Nic Merriman from Avanade UK tells us why the latest entry to the UK banking scene could be a major catalyst for change
New entrants to the market, new business models, changing customer expectations and fragmentation of traditional services are all contributing to put traditional banks under pressure.
The most recent entrant to take centre stage is Atom Bank, which was recently granted a licence to become the first digital bank in the UK. Meanwhile, services like Barclays PingIt and Zapp demonstrate that disruptive services can significantly move customers away from traditional banking offerings. The appetite for such services is clearly there from consumers, and the maturity and take-up of them can only move on an upward trajectory.
Indeed, changes are afoot and the physical manifestation of these changes is also apparent. At a macro level, the branch appears to be in decline with most established brands reducing their footprint. Cash is no longer king and mobile payments are increasing in popularity, with research from BuzzCity revealing that 42 percent of all mobile users now routinely make payments through their mobile devices. Banking is becoming more democratised by technology and new services are changing the way we think about banking, our money and the application and capability of technology.
Is the branch dead?
This is certainly to be determined, but the received wisdom and the empirical evidence indicates that the purpose of the branch is changing. This doesn’t mean that branch will totally disappear as some customers still value going into a branch, as revealed by a survey of more than 3,500 UK current account customers conducted by Accenture. Banks that develop differentiated branch formats that complement their digital presence can more effectively meet customer needs at a lower cost.

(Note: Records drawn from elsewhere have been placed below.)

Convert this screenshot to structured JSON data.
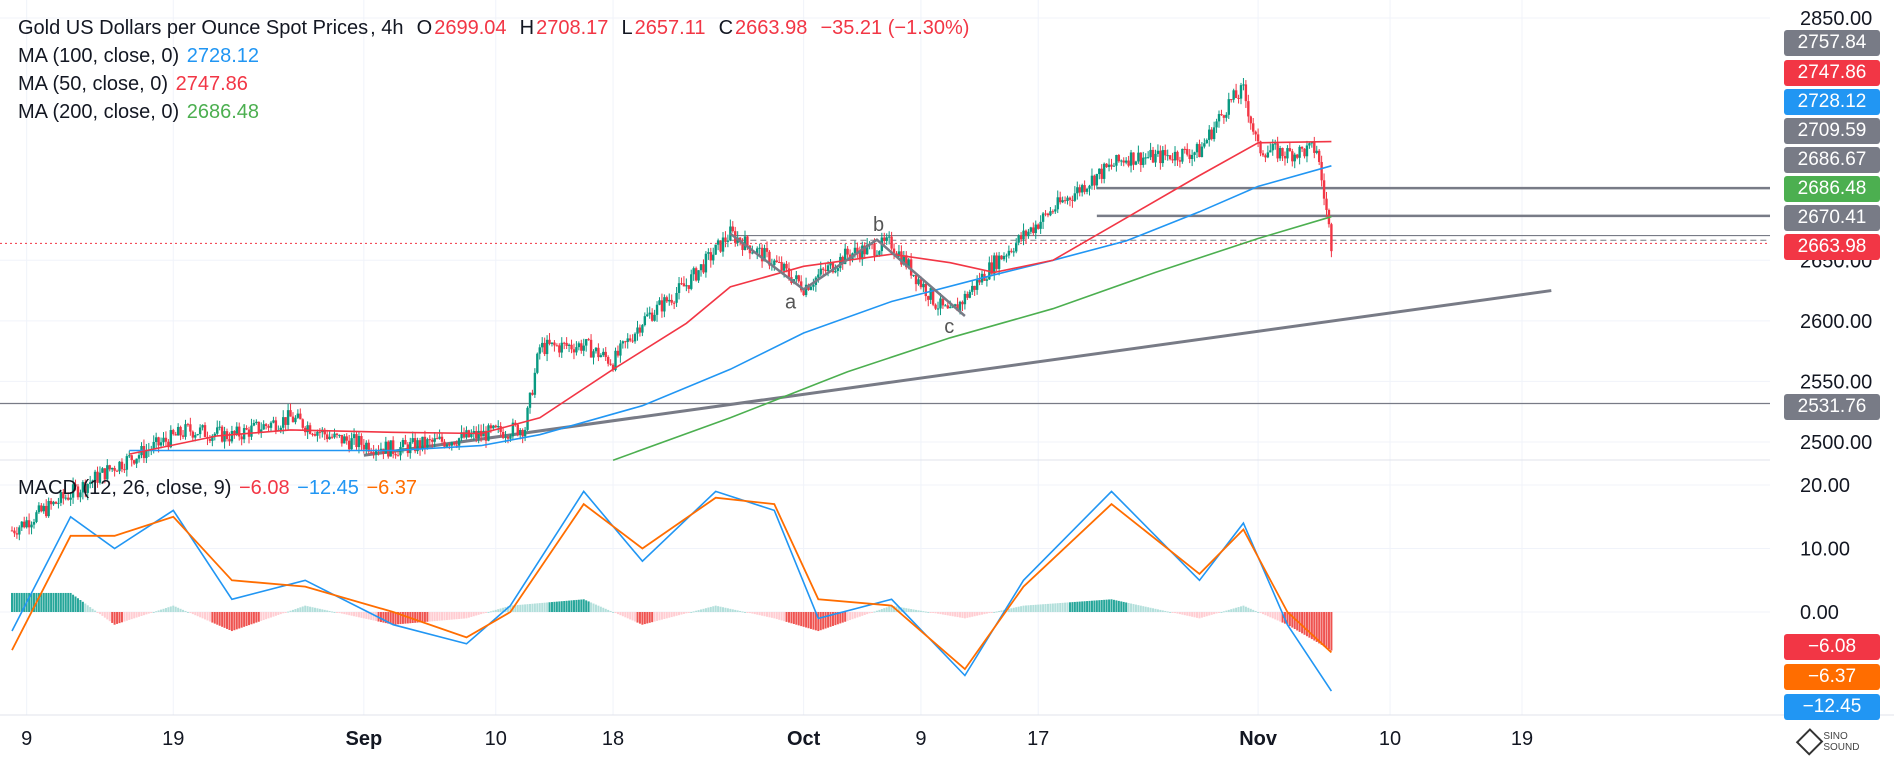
{
  "header": {
    "symbol": "Gold US Dollars per Ounce Spot Prices",
    "interval": "4h",
    "o_label": "O",
    "o_value": "2699.04",
    "h_label": "H",
    "h_value": "2708.17",
    "l_label": "L",
    "l_value": "2657.11",
    "c_label": "C",
    "c_value": "2663.98",
    "change": "−35.21 (−1.30%)"
  },
  "indicators": [
    {
      "label": "MA (100, close, 0)",
      "value": "2728.12",
      "color": "#2196f3"
    },
    {
      "label": "MA (50, close, 0)",
      "value": "2747.86",
      "color": "#f23645"
    },
    {
      "label": "MA (200, close, 0)",
      "value": "2686.48",
      "color": "#4caf50"
    }
  ],
  "macd": {
    "label": "MACD (12, 26, close, 9)",
    "hist_value": "−6.08",
    "macd_value": "−12.45",
    "signal_value": "−6.37",
    "hist_color": "#f23645",
    "macd_color": "#2196f3",
    "signal_color": "#ff6d00"
  },
  "price_tags": [
    {
      "text": "2757.84",
      "color": "#787b86"
    },
    {
      "text": "2747.86",
      "color": "#f23645"
    },
    {
      "text": "2728.12",
      "color": "#2196f3"
    },
    {
      "text": "2709.59",
      "color": "#787b86"
    },
    {
      "text": "2686.67",
      "color": "#787b86"
    },
    {
      "text": "2686.48",
      "color": "#4caf50"
    },
    {
      "text": "2670.41",
      "color": "#787b86"
    },
    {
      "text": "2663.98",
      "color": "#f23645"
    },
    {
      "text": "2531.76",
      "color": "#787b86"
    }
  ],
  "macd_tags": [
    {
      "text": "−6.08",
      "color": "#f23645"
    },
    {
      "text": "−6.37",
      "color": "#ff6d00"
    },
    {
      "text": "−12.45",
      "color": "#2196f3"
    }
  ],
  "annotations": {
    "a": "a",
    "b": "b",
    "c": "c"
  },
  "logo_text": "SINO SOUND",
  "chart_data": {
    "type": "candlestick",
    "price_axis": {
      "ticks": [
        2500,
        2550,
        2600,
        2650,
        2850
      ],
      "tick_labels": [
        "2500.00",
        "2550.00",
        "2600.00",
        "2650.00",
        "2850.00"
      ],
      "range": [
        2485,
        2855
      ]
    },
    "macd_axis": {
      "ticks": [
        20,
        10,
        0
      ],
      "tick_labels": [
        "20.00",
        "10.00",
        "0.00"
      ],
      "range": [
        -13,
        22
      ]
    },
    "x_axis": {
      "ticks": [
        "9",
        "19",
        "Sep",
        "10",
        "18",
        "Oct",
        "9",
        "17",
        "Nov",
        "10",
        "19"
      ]
    },
    "close_path": [
      {
        "x": "2024-08-08",
        "y": 2427
      },
      {
        "x": "2024-08-15",
        "y": 2480
      },
      {
        "x": "2024-08-20",
        "y": 2510
      },
      {
        "x": "2024-08-23",
        "y": 2505
      },
      {
        "x": "2024-08-27",
        "y": 2520
      },
      {
        "x": "2024-08-30",
        "y": 2503
      },
      {
        "x": "2024-09-03",
        "y": 2494
      },
      {
        "x": "2024-09-06",
        "y": 2500
      },
      {
        "x": "2024-09-09",
        "y": 2506
      },
      {
        "x": "2024-09-12",
        "y": 2512
      },
      {
        "x": "2024-09-13",
        "y": 2578
      },
      {
        "x": "2024-09-16",
        "y": 2580
      },
      {
        "x": "2024-09-18",
        "y": 2566
      },
      {
        "x": "2024-09-20",
        "y": 2600
      },
      {
        "x": "2024-09-23",
        "y": 2630
      },
      {
        "x": "2024-09-26",
        "y": 2672
      },
      {
        "x": "2024-09-29",
        "y": 2648
      },
      {
        "x": "2024-10-01",
        "y": 2628
      },
      {
        "x": "2024-10-04",
        "y": 2655
      },
      {
        "x": "2024-10-07",
        "y": 2664
      },
      {
        "x": "2024-10-10",
        "y": 2615
      },
      {
        "x": "2024-10-11",
        "y": 2605
      },
      {
        "x": "2024-10-14",
        "y": 2648
      },
      {
        "x": "2024-10-16",
        "y": 2670
      },
      {
        "x": "2024-10-18",
        "y": 2692
      },
      {
        "x": "2024-10-21",
        "y": 2720
      },
      {
        "x": "2024-10-23",
        "y": 2735
      },
      {
        "x": "2024-10-25",
        "y": 2735
      },
      {
        "x": "2024-10-28",
        "y": 2740
      },
      {
        "x": "2024-10-30",
        "y": 2780
      },
      {
        "x": "2024-10-31",
        "y": 2790
      },
      {
        "x": "2024-11-01",
        "y": 2742
      },
      {
        "x": "2024-11-03",
        "y": 2738
      },
      {
        "x": "2024-11-04",
        "y": 2740
      },
      {
        "x": "2024-11-05",
        "y": 2742
      },
      {
        "x": "2024-11-06",
        "y": 2664
      }
    ],
    "ma100_path": [
      {
        "x": "2024-08-16",
        "y": 2493
      },
      {
        "x": "2024-09-03",
        "y": 2493
      },
      {
        "x": "2024-09-09",
        "y": 2497
      },
      {
        "x": "2024-09-13",
        "y": 2506
      },
      {
        "x": "2024-09-20",
        "y": 2530
      },
      {
        "x": "2024-09-26",
        "y": 2560
      },
      {
        "x": "2024-10-01",
        "y": 2590
      },
      {
        "x": "2024-10-07",
        "y": 2616
      },
      {
        "x": "2024-10-14",
        "y": 2638
      },
      {
        "x": "2024-10-18",
        "y": 2650
      },
      {
        "x": "2024-10-23",
        "y": 2666
      },
      {
        "x": "2024-10-28",
        "y": 2690
      },
      {
        "x": "2024-11-01",
        "y": 2711
      },
      {
        "x": "2024-11-06",
        "y": 2728
      }
    ],
    "ma50_path": [
      {
        "x": "2024-08-16",
        "y": 2490
      },
      {
        "x": "2024-08-22",
        "y": 2505
      },
      {
        "x": "2024-08-27",
        "y": 2510
      },
      {
        "x": "2024-09-03",
        "y": 2508
      },
      {
        "x": "2024-09-09",
        "y": 2507
      },
      {
        "x": "2024-09-13",
        "y": 2520
      },
      {
        "x": "2024-09-18",
        "y": 2560
      },
      {
        "x": "2024-09-23",
        "y": 2598
      },
      {
        "x": "2024-09-26",
        "y": 2628
      },
      {
        "x": "2024-10-01",
        "y": 2645
      },
      {
        "x": "2024-10-07",
        "y": 2655
      },
      {
        "x": "2024-10-11",
        "y": 2648
      },
      {
        "x": "2024-10-14",
        "y": 2640
      },
      {
        "x": "2024-10-18",
        "y": 2650
      },
      {
        "x": "2024-10-23",
        "y": 2685
      },
      {
        "x": "2024-10-28",
        "y": 2720
      },
      {
        "x": "2024-11-01",
        "y": 2747
      },
      {
        "x": "2024-11-06",
        "y": 2748
      }
    ],
    "ma200_path": [
      {
        "x": "2024-09-18",
        "y": 2485
      },
      {
        "x": "2024-09-26",
        "y": 2520
      },
      {
        "x": "2024-10-04",
        "y": 2558
      },
      {
        "x": "2024-10-11",
        "y": 2586
      },
      {
        "x": "2024-10-18",
        "y": 2610
      },
      {
        "x": "2024-10-25",
        "y": 2640
      },
      {
        "x": "2024-11-01",
        "y": 2668
      },
      {
        "x": "2024-11-06",
        "y": 2686
      }
    ],
    "trendline": [
      {
        "x": "2024-09-01",
        "y": 2489
      },
      {
        "x": "2024-11-21",
        "y": 2625
      }
    ],
    "support_resistance": [
      2531.76,
      2709.59,
      2686.67,
      2670.41,
      2663.98
    ],
    "macd_line": [
      {
        "x": "2024-08-08",
        "y": -3
      },
      {
        "x": "2024-08-12",
        "y": 15
      },
      {
        "x": "2024-08-15",
        "y": 10
      },
      {
        "x": "2024-08-19",
        "y": 16
      },
      {
        "x": "2024-08-23",
        "y": 2
      },
      {
        "x": "2024-08-28",
        "y": 5
      },
      {
        "x": "2024-09-03",
        "y": -2
      },
      {
        "x": "2024-09-08",
        "y": -5
      },
      {
        "x": "2024-09-11",
        "y": 1
      },
      {
        "x": "2024-09-16",
        "y": 19
      },
      {
        "x": "2024-09-20",
        "y": 8
      },
      {
        "x": "2024-09-25",
        "y": 19
      },
      {
        "x": "2024-09-29",
        "y": 16
      },
      {
        "x": "2024-10-02",
        "y": -1
      },
      {
        "x": "2024-10-07",
        "y": 2
      },
      {
        "x": "2024-10-12",
        "y": -10
      },
      {
        "x": "2024-10-16",
        "y": 5
      },
      {
        "x": "2024-10-22",
        "y": 19
      },
      {
        "x": "2024-10-28",
        "y": 5
      },
      {
        "x": "2024-10-31",
        "y": 14
      },
      {
        "x": "2024-11-03",
        "y": -2
      },
      {
        "x": "2024-11-06",
        "y": -12.45
      }
    ],
    "signal_line": [
      {
        "x": "2024-08-08",
        "y": -6
      },
      {
        "x": "2024-08-12",
        "y": 12
      },
      {
        "x": "2024-08-15",
        "y": 12
      },
      {
        "x": "2024-08-19",
        "y": 15
      },
      {
        "x": "2024-08-23",
        "y": 5
      },
      {
        "x": "2024-08-28",
        "y": 4
      },
      {
        "x": "2024-09-03",
        "y": 0
      },
      {
        "x": "2024-09-08",
        "y": -4
      },
      {
        "x": "2024-09-11",
        "y": 0
      },
      {
        "x": "2024-09-16",
        "y": 17
      },
      {
        "x": "2024-09-20",
        "y": 10
      },
      {
        "x": "2024-09-25",
        "y": 18
      },
      {
        "x": "2024-09-29",
        "y": 17
      },
      {
        "x": "2024-10-02",
        "y": 2
      },
      {
        "x": "2024-10-07",
        "y": 1
      },
      {
        "x": "2024-10-12",
        "y": -9
      },
      {
        "x": "2024-10-16",
        "y": 4
      },
      {
        "x": "2024-10-22",
        "y": 17
      },
      {
        "x": "2024-10-28",
        "y": 6
      },
      {
        "x": "2024-10-31",
        "y": 13
      },
      {
        "x": "2024-11-03",
        "y": 0
      },
      {
        "x": "2024-11-06",
        "y": -6.37
      }
    ]
  }
}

The good news is that this is not the death knell of the industry, more an evolution that sees the focus shift from the noun to the verb, from banks to banking. One where customer satisfaction, convenience and new services will feature more prominently. Where the commitment to digital banking and the support for new channels and services make it easier for financial institutions to build relationships with the customer.
How will the banks compete in this new digital world of banking?

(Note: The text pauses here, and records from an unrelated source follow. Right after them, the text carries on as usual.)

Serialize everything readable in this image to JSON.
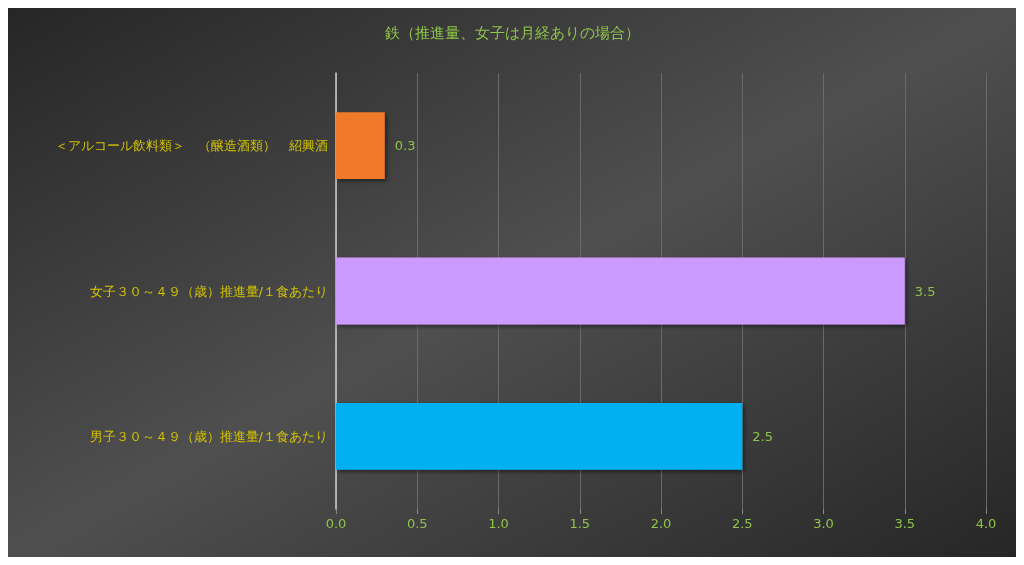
{
  "chart_data": {
    "type": "bar",
    "orientation": "horizontal",
    "title": "鉄（推進量、女子は月経ありの場合）",
    "categories": [
      "＜アルコール飲料類＞　（醸造酒類）　紹興酒",
      "女子３０～４９（歳）推進量/１食あたり",
      "男子３０～４９（歳）推進量/１食あたり"
    ],
    "values": [
      0.3,
      3.5,
      2.5
    ],
    "colors": [
      "#f07a2a",
      "#cc99ff",
      "#00b0f0"
    ],
    "xlim": [
      0,
      4
    ],
    "xticks": [
      {
        "value": 0,
        "label": "0.0"
      },
      {
        "value": 0.5,
        "label": "0.5"
      },
      {
        "value": 1,
        "label": "1.0"
      },
      {
        "value": 1.5,
        "label": "1.5"
      },
      {
        "value": 2,
        "label": "2.0"
      },
      {
        "value": 2.5,
        "label": "2.5"
      },
      {
        "value": 3,
        "label": "3.0"
      },
      {
        "value": 3.5,
        "label": "3.5"
      },
      {
        "value": 4,
        "label": "4.0"
      }
    ],
    "grid": "x",
    "data_labels": true
  }
}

The answer is in how they deliver services and products. No longer will it be competitive to just show account balances on a page or to provide online facsimiles of paper applications. Customers want a more holistic and engaging experience that spans online and bricks and mortar stores, and they expect a high level of service in all channels.
The majority of established banks already have the platforms to deliver new customer-centric services like mobile payments – the challenge is in the exploitation. The ability to shift product-centric thinking into a more customer-focused set of offerings will challenge traditional operating models. To compete in this new era of banking, successful banks are looking outside of the traditional banking fraternity. They are hiring designers, customer experience professionals, retailers and innovators, who have an understanding of customers’ needs and expectations from non-banking sectors. This strategy coupled with agile product innovation is providing a formula for success in traditional banking environments, which if followed will enable banks to compete with the new entrants and disrupters in the market.